Они преодолели путь пешком быстрее, чем предполагали, и ещё погуляли по площади трёх вокзалов. Здания оных являлись красивой и величественной архитектурой, возведённой ещё при Империи, а по середине, отделённая железнодорожным мостом, за всей площадью приглядывала советская высотка. Место было интересное и контрастное. Простор в антураже старины был теперь урбанистично нарезан на переплетения нескольких крупных дорог (вдоль небольшого остатка, собственно, площади с газончиком) и порублен на лоскуты образовавшихся меж ними островков – всё во имя службы беспрестанной и жестокой столичной суете. Людно было даже сейчас. Казалось, что споткнувшись и упав под ноги толпе, можно было стать незамечено раздавленным. Недобрую атмосферу также дополняли многочисленные тушки бомжей – лежащие и забившиеся по углам, или отважно ковыляющие и даже что-то требующие от прохожих. А на парковках бликовали, как ни в чем не бывало, неприкасаемые и вылизанные, чёрные дивизии немецких седанов и японских внедорожников.
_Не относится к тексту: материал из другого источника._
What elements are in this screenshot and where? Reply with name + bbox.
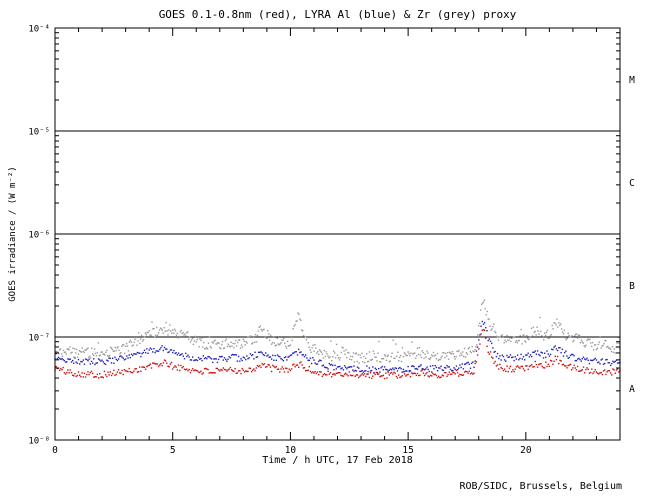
series-points-blue: [54, 320, 621, 374]
y-tick-label: 10⁻⁸: [28, 437, 50, 447]
y-axis-ticks: 10⁻⁸ 10⁻⁷ 10⁻⁶ 10⁻⁵ 10⁻⁴: [28, 25, 620, 447]
flare-class-labels: M C B A: [629, 75, 635, 395]
flare-class-label: C: [629, 178, 635, 189]
reference-lines: [55, 130, 620, 338]
flare-class-label: A: [629, 384, 635, 395]
series-points-red: [54, 328, 621, 380]
y-tick-label: 10⁻⁵: [28, 128, 50, 138]
credit-text: ROB/SIDC, Brussels, Belgium: [459, 481, 622, 492]
flare-class-label: B: [629, 281, 635, 292]
x-axis-ticks: 0 5 10 15 20: [52, 28, 621, 456]
flare-class-label: M: [629, 75, 635, 86]
x-tick-label: 10: [285, 445, 297, 456]
chart-title: GOES 0.1-0.8nm (red), LYRA Al (blue) & Z…: [158, 8, 517, 21]
x-tick-label: 0: [52, 445, 58, 456]
y-tick-label: 10⁻⁴: [28, 25, 50, 35]
x-tick-label: 5: [170, 445, 176, 456]
series-points-grey: [54, 299, 621, 364]
x-tick-label: 15: [402, 445, 413, 456]
x-tick-label: 20: [520, 445, 532, 456]
y-tick-label: 10⁻⁷: [28, 334, 50, 344]
x-axis-label: Time / h UTC, 17 Feb 2018: [262, 455, 413, 466]
y-tick-label: 10⁻⁶: [28, 231, 50, 241]
y-axis-label: GOES irradiance / (W m⁻²): [8, 166, 18, 302]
Площадь инь-яня, как в тебе сочетается глухонемое неведение важного советского ампира с шумом и движением миллионов прохожих? И эти люди, потерявшие всё – среди тех, кто заказывает кенгурятник на свой новый джип, или спускает деньги на жижку для вэйпа?... Как всё это в тебе сочетается, Россия? Как всё это в тебе сочетается, планета Земля? Всех нас здорово затроллили на этом несчастном шарике, вот что. Он ещё разделит на ноль каждое условие и всякое обстоятельство этой вашей цивилизации!
Покинув это само собою разумеющееся, словно алкогольный делириум, безобразие, парочка приобрела билеты в купе и через некоторое время оккупировала уютный и комфортабельный номерок в подвижной гостинице на рельсах.
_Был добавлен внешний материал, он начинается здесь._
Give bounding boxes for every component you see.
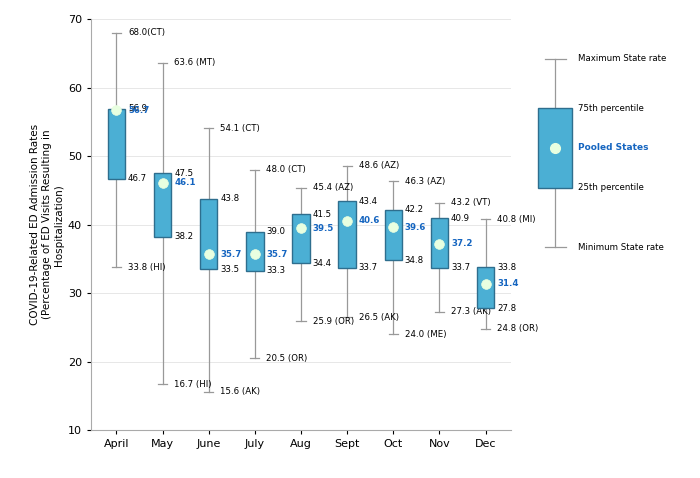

Поездка пролетела незаметно, хотя и длилась, фактически, целые сутки. В вагоне было тепло, и они не закрывали верхнюю створку оконной рамы; и всё время провели в нижнем белье, одеваясь, только чтоб наведываться в сортир. В ночные часы возлюбленные выключали освещение и предавались романтике нарочито тихих, будто кто-то мог услышать, разговорчиков о вечном и ни о чем, созерцая в окошко медленно плывущее звёздное небо и проносящиеся под ним немыслимые масштабы одной только природы. А в иное время, утомившись от болтовни, в ход шли плееры – они обменивались ими и включали друг другу каждый раз что-то особенное. Общаться и слушать музыку можно было и на расстоянии разделяющего пространство столика, но дремоте они отдавались исключительно вместе – она на нём, как любая порядочная кошка. Истинно так, ибо когда она чувствовала, что ему становилось уже не в моготу выдерживать её пусть и маленький, но вес, девочка умудрялась протискиваться к спинке, вынуждая его чуть сдвинуться, и умещалась бочком, переплетаясь своей свободной рукой с его уже чуть ли не свисающей, чтоб та не упала на пол.
Как-то раз, в свете дня, отчалив от одной из нескольких двадцатиминутных остановок, их обуяло вдохновение – дюже вызывающее устройство комнатки о четырёх постелях требовало себя использовать. Они заперлись и разделись, едва отчаял поезд, как Света была уложена спиною на столик, сжатыми в коленках ножками к самому окну, а голова её с раскрытым ртом свисала вниз – Юзернейм, удерживающийся на руках за края верхних коек, свободно парил и погружался в её глотку; затем сношал поочерёдно на каждой из четырёх коек, набивая ей ротик ликёрными конфетами и придерживая ладонью, чтоб было тише и слаще; прижимал сиськами в стол и пользовал рачком, и укладывал на спину, устраиваясь меж раздвинутых ножек – ублажал орально, затем поднимался и вновь штурмовал; и сам влезал на столешницу задницей, как на трон, позволяя ей сладостно попрыгать, доведя до точки, неконтролируемых криков и горячих соков; наконец устроившись в самозабвенной шестьдесят девятой и залив свой йогурт, должно быть, в самый её пищевод.